It all started on the morning of July 18, 1994. A Renault utility truck packed with explosives blew sky high in front of Buenos Aires’s Asociación Mutual Israelita Argentina (AMIA) killing 85 Jews and injuring 300 more. This set off an investigation that involved three Argentinian presidents (Carlos Menem, Néstor Kirchner, and Cristina Fernández de Kirchner), Hezbollah (who claimed to have set off the bomb), Iran (who sponsors Hezbollah), and several other countries besides (including Venezuela and the United States). During most of the last 21 years, Alberto Nisman was involved in the investigation as a prosecutor and was intent on skewering Iran.
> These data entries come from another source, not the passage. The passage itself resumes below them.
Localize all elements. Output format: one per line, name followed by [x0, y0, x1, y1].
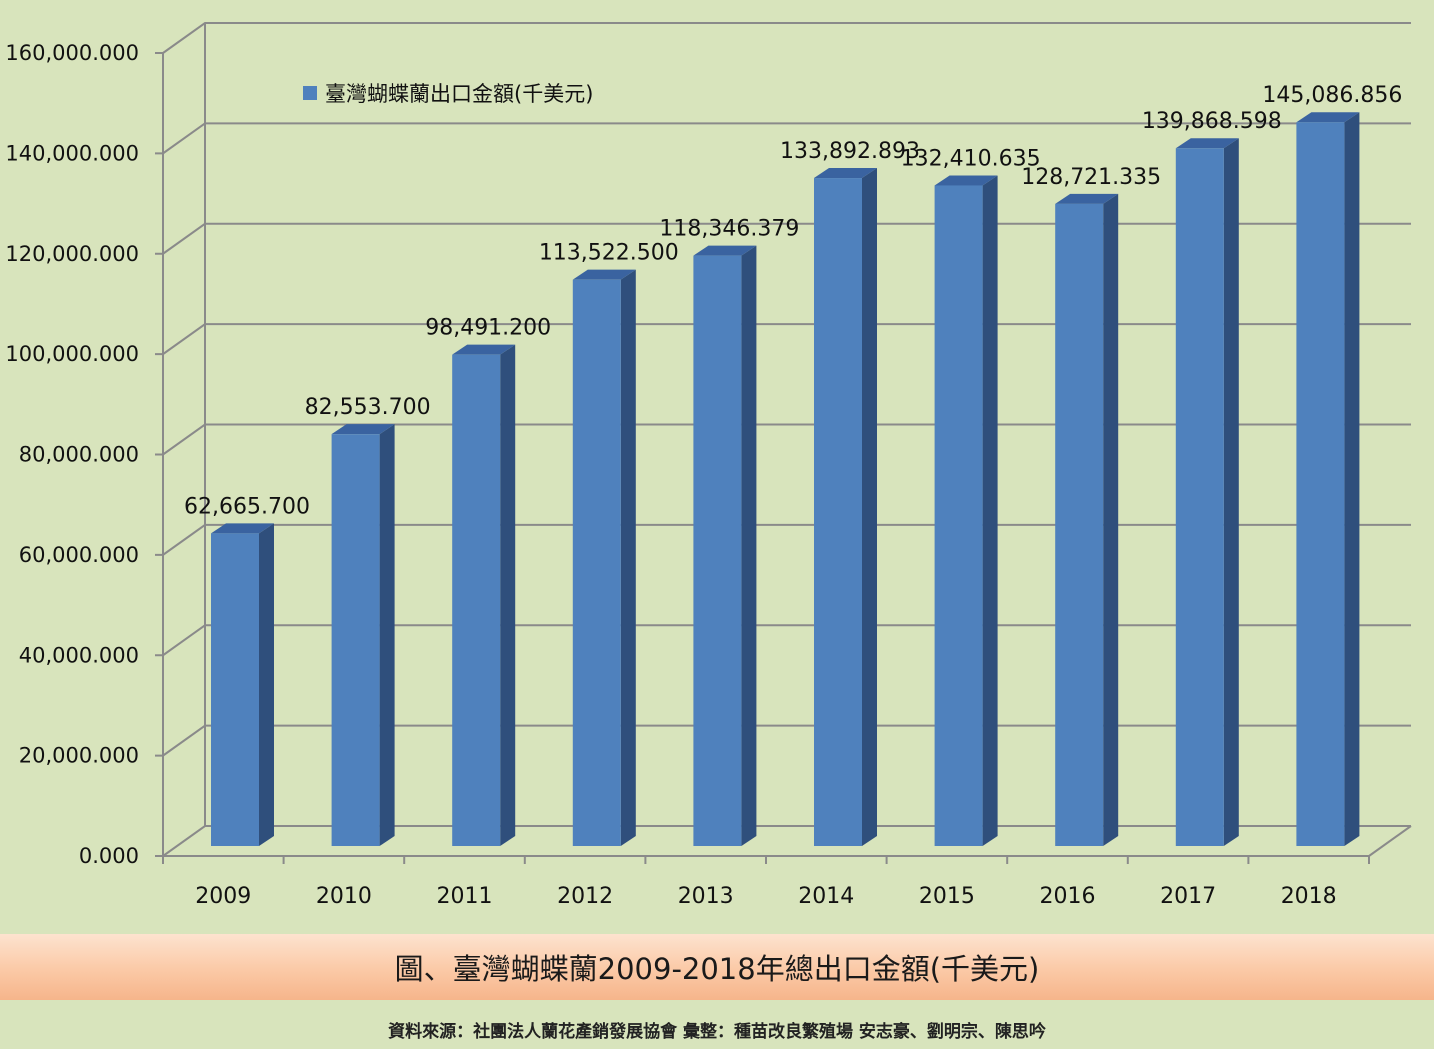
data-label: 132,410.635 — [901, 146, 1041, 171]
x-tick-label: 2017 — [1160, 884, 1216, 909]
gridline — [162, 122, 1411, 155]
bar — [1175, 138, 1239, 846]
bar-side — [1223, 138, 1239, 846]
gridline — [162, 222, 1411, 255]
gridline — [162, 523, 1411, 556]
gridline — [162, 724, 1411, 757]
x-tick-label: 2009 — [195, 884, 251, 909]
bar-top — [331, 424, 395, 435]
bar-side — [259, 523, 274, 846]
bar-front — [211, 533, 259, 846]
y-tick-label: 80,000.000 — [19, 443, 139, 467]
gridline — [162, 624, 1411, 657]
bar-top — [572, 269, 636, 280]
bars — [211, 112, 1360, 847]
data-label: 128,721.335 — [1021, 165, 1161, 190]
legend-swatch — [303, 86, 317, 100]
bar — [572, 269, 636, 847]
bar-chart: 0.000 20,000.000 40,000.000 60,000.000 80,00… — [5, 22, 1412, 909]
gridline — [162, 22, 1411, 54]
data-label: 139,868.598 — [1142, 109, 1282, 134]
x-tick-label: 2016 — [1040, 884, 1096, 909]
source-note: 資料來源：社團法人蘭花產銷發展協會 彙整：種苗改良繁殖場 安志豪、劉明宗、陳思吟 — [0, 1014, 1434, 1044]
bar-side — [500, 344, 516, 846]
bar-top — [1055, 193, 1119, 204]
y-tick-label: 120,000.000 — [5, 242, 139, 266]
y-tick-label: 0.000 — [79, 844, 139, 868]
bar-top — [1175, 138, 1239, 149]
x-tick-label: 2018 — [1281, 884, 1337, 909]
bar-top — [1296, 112, 1360, 123]
bar-top — [934, 175, 998, 186]
source-text: 資料來源：社團法人蘭花產銷發展協會 彙整：種苗改良繁殖場 安志豪、劉明宗、陳思吟 — [388, 1021, 1046, 1042]
data-label: 113,522.500 — [539, 241, 679, 266]
legend-label: 臺灣蝴蝶蘭出口金額(千美元) — [325, 82, 593, 106]
bar-top — [452, 344, 516, 355]
bar-side — [1344, 112, 1360, 846]
gridline — [162, 423, 1411, 456]
data-label: 98,491.200 — [425, 316, 551, 341]
bar-top — [211, 523, 274, 534]
bar-top — [814, 168, 877, 179]
bar-top — [693, 245, 757, 256]
figure-caption-bar: 圖、臺灣蝴蝶蘭2009-2018年總出口金額(千美元) — [0, 934, 1434, 1000]
data-label: 145,086.856 — [1262, 83, 1402, 108]
bar-front — [934, 185, 983, 846]
gridlines — [155, 22, 1412, 864]
bar — [211, 523, 274, 846]
floor-edge — [1368, 825, 1412, 857]
bar-side — [862, 168, 877, 847]
bar — [1055, 193, 1119, 846]
data-labels: 62,665.700 82,553.700 98,491.200 113,522.50… — [184, 83, 1402, 519]
bar-side — [620, 269, 636, 847]
bar — [814, 168, 877, 847]
y-tick-label: 160,000.000 — [5, 41, 139, 65]
bar-front — [572, 279, 621, 847]
gridline — [162, 323, 1411, 355]
bar-front — [452, 354, 501, 846]
y-tick-label: 60,000.000 — [19, 543, 139, 567]
bar — [1296, 112, 1360, 846]
x-tick-label: 2013 — [678, 884, 734, 909]
y-tick-label: 100,000.000 — [5, 342, 139, 366]
bar — [693, 245, 757, 847]
bar-side — [1103, 193, 1119, 846]
x-tick-label: 2015 — [919, 884, 975, 909]
data-label: 133,892.893 — [780, 139, 920, 164]
data-label: 118,346.379 — [659, 217, 799, 242]
bar-front — [814, 178, 862, 847]
bar-side — [982, 175, 998, 846]
figure-caption: 圖、臺灣蝴蝶蘭2009-2018年總出口金額(千美元) — [394, 952, 1040, 986]
bar-side — [741, 245, 757, 847]
y-tick-label: 20,000.000 — [19, 744, 139, 768]
x-tick-label: 2011 — [437, 884, 493, 909]
x-axis-ticks: 2009 2010 2011 2012 2013 2014 2015 2016 2017 2018 — [195, 884, 1336, 909]
bar-front — [1175, 148, 1224, 846]
chart-area: 0.000 20,000.000 40,000.000 60,000.000 80,00… — [5, 22, 1412, 909]
x-tick-label: 2010 — [316, 884, 372, 909]
bar-front — [331, 434, 380, 846]
bar-side — [379, 424, 395, 846]
bar — [331, 424, 395, 846]
data-label: 82,553.700 — [305, 395, 431, 420]
bar-front — [1055, 203, 1104, 846]
gridline — [162, 825, 1411, 857]
legend: 臺灣蝴蝶蘭出口金額(千美元) — [303, 82, 593, 106]
x-tick-label: 2012 — [557, 884, 613, 909]
y-tick-label: 140,000.000 — [5, 141, 139, 165]
y-tick-label: 40,000.000 — [19, 643, 139, 667]
x-tick-label: 2014 — [798, 884, 854, 909]
data-label: 62,665.700 — [184, 494, 310, 519]
y-axis-ticks: 0.000 20,000.000 40,000.000 60,000.000 80,00… — [5, 41, 139, 868]
bar-front — [693, 255, 742, 847]
bar — [934, 175, 998, 846]
bar — [452, 344, 516, 846]
bar-front — [1296, 122, 1345, 846]
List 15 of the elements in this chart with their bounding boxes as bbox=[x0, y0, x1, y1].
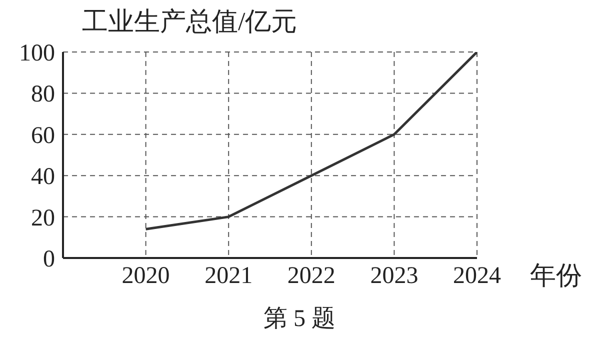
y-tick-label: 60 bbox=[31, 122, 55, 149]
y-tick-label: 20 bbox=[31, 205, 55, 232]
y-axis-title: 工业生产总值/亿元 bbox=[82, 6, 298, 38]
text: 第 5 题 bbox=[262, 305, 336, 334]
x-tick-label: 2023 bbox=[370, 263, 418, 290]
x-tick-label: 2024 bbox=[453, 263, 501, 290]
x-tick-label: 2021 bbox=[204, 263, 253, 290]
y-tick-label: 80 bbox=[31, 82, 55, 108]
x-axis-title: 年份 bbox=[530, 260, 582, 292]
line-series bbox=[144, 52, 477, 230]
y-tick-label: 100 bbox=[19, 40, 55, 67]
y-tick-label: 40 bbox=[31, 164, 55, 190]
y-tick-label: 0 bbox=[43, 246, 55, 273]
x-tick-label: 2020 bbox=[122, 263, 170, 290]
x-tick-label: 2022 bbox=[287, 263, 336, 290]
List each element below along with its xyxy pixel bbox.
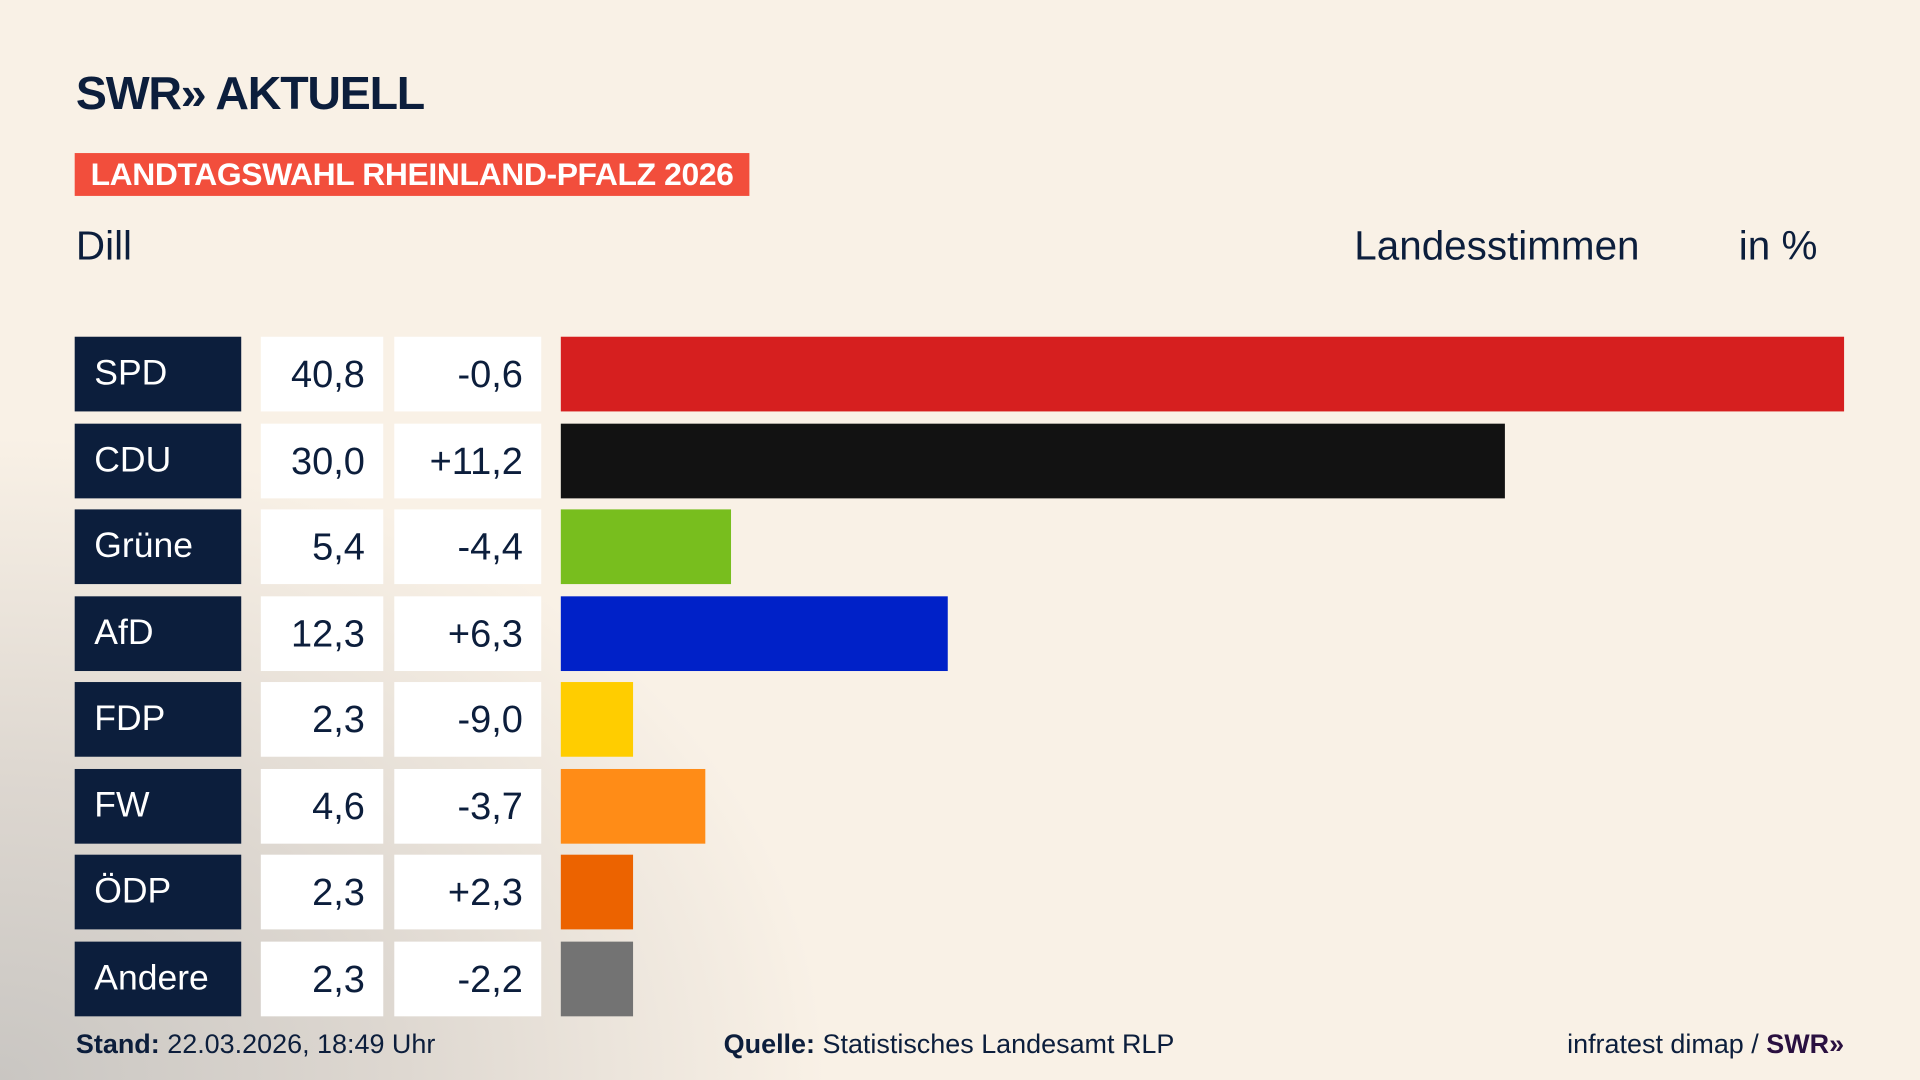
party-label: CDU <box>74 423 242 498</box>
party-label: ÖDP <box>74 854 242 930</box>
party-label: Andere <box>74 941 242 1016</box>
value-label: 12,3 <box>260 595 384 671</box>
party-label: Grüne <box>74 509 242 585</box>
diff-label: -4,4 <box>394 509 542 585</box>
value-label: 2,3 <box>260 854 384 930</box>
swr-logo: SWR» <box>1766 1028 1845 1060</box>
bar-spd <box>560 336 1845 412</box>
unit-label: in % <box>1738 222 1818 269</box>
diff-label: -0,6 <box>394 336 542 412</box>
source-value: Statistisches Landesamt RLP <box>822 1028 1175 1060</box>
party-label: FW <box>74 768 242 844</box>
value-label: 4,6 <box>260 768 384 844</box>
stand-label: Stand: <box>75 1028 160 1060</box>
bar-afd <box>560 595 948 671</box>
diff-label: +6,3 <box>394 595 542 671</box>
bar-fw <box>560 768 706 844</box>
value-label: 30,0 <box>260 423 384 498</box>
swr-aktuell-logo: SWR» AKTUELL <box>75 68 425 121</box>
vote-type-label: Landesstimmen <box>1354 222 1640 269</box>
stand-value: 22.03.2026, 18:49 Uhr <box>167 1028 436 1060</box>
value-label: 40,8 <box>260 336 384 412</box>
bar-grüne <box>560 509 731 585</box>
value-label: 2,3 <box>260 682 384 757</box>
party-label: SPD <box>74 336 242 412</box>
party-label: AfD <box>74 595 242 671</box>
source: Quelle: Statistisches Landesamt RLP <box>724 1029 1175 1061</box>
diff-label: -3,7 <box>394 768 542 844</box>
source-label: Quelle: <box>723 1028 815 1060</box>
region-title: Dill <box>75 222 133 269</box>
diff-label: +11,2 <box>394 423 542 498</box>
election-banner: LANDTAGSWAHL RHEINLAND-PFALZ 2026 <box>74 153 750 196</box>
party-label: FDP <box>74 682 242 757</box>
value-label: 2,3 <box>260 941 384 1016</box>
credit: infratest dimap / SWR» <box>1567 1029 1844 1061</box>
diff-label: +2,3 <box>394 854 542 930</box>
credit-text: infratest dimap / <box>1567 1028 1759 1060</box>
value-label: 5,4 <box>260 509 384 585</box>
diff-label: -2,2 <box>394 941 542 1016</box>
bar-ödp <box>560 854 634 930</box>
bar-fdp <box>560 682 634 757</box>
bar-cdu <box>560 423 1505 498</box>
diff-label: -9,0 <box>394 682 542 757</box>
bar-andere <box>560 941 634 1016</box>
timestamp: Stand: 22.03.2026, 18:49 Uhr <box>76 1029 435 1061</box>
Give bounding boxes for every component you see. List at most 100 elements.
Until 2013, the Argentine government was behind him. Then it changed sides and decided to not pursue the case. That left the outraged Nisman determined to go after the government. He promised to have a big show and tell on Monday, January 18, of this year before the Congress. Sometime that night, however, he was killed with a rickety old 22 caliber pistol lent to Nisman by his computer technician, Diego Lagomarsino.
At first, it was suspected that it was death by suicide, though there were no gunpowder on his hands. Eventually, President Cristina Fernández de Kirchner decided it was murder. The question was: Who killed him? Was it the nefarious Secretaría de Inteligencia de Estado (SIDE), which has been suspected of numerous crimes under the Videla dictatorship? Was it Iran and Hezbollah, which had tired of Nisman’s relentless charges over two decades? Was it Diego Lagomarsino, whose gun it was? At this point, it’s difficult to exonerate anyone.
Nisman himself was a bit strange. According to an article entitled “Death of a Prosecutor” by Dexter Filkins in the July 20 issue of The New Yorker:
In the years that Nisman presided over the AMIA investigation, he became a famous man. Separated from his wife, he was a fixture at Buenos Aires’ night clubs and sometimes appeared in gossip magazines with various girlfriends. He relished his image as a lone prosecutor going after terrorists in the Middle East. With a large staff and a big budget, he cultivated relationships with American intelligence analysts, conservative think-tank experts, and the staff of Senator Marco Rubio, who kept track of his work. He rented a luxury apartment in the chic neighborhood of Puerto Madero and indulged a passion for windsurfing.
Since January, Nisman’s death has been page one news in a country whose judicial system reminds one of Kafka’s The Trial. Even in today’s issue of the Buenos Aires Herald, there’s a story about ex-President Carlos Menem offering more information about the AMIA bombing.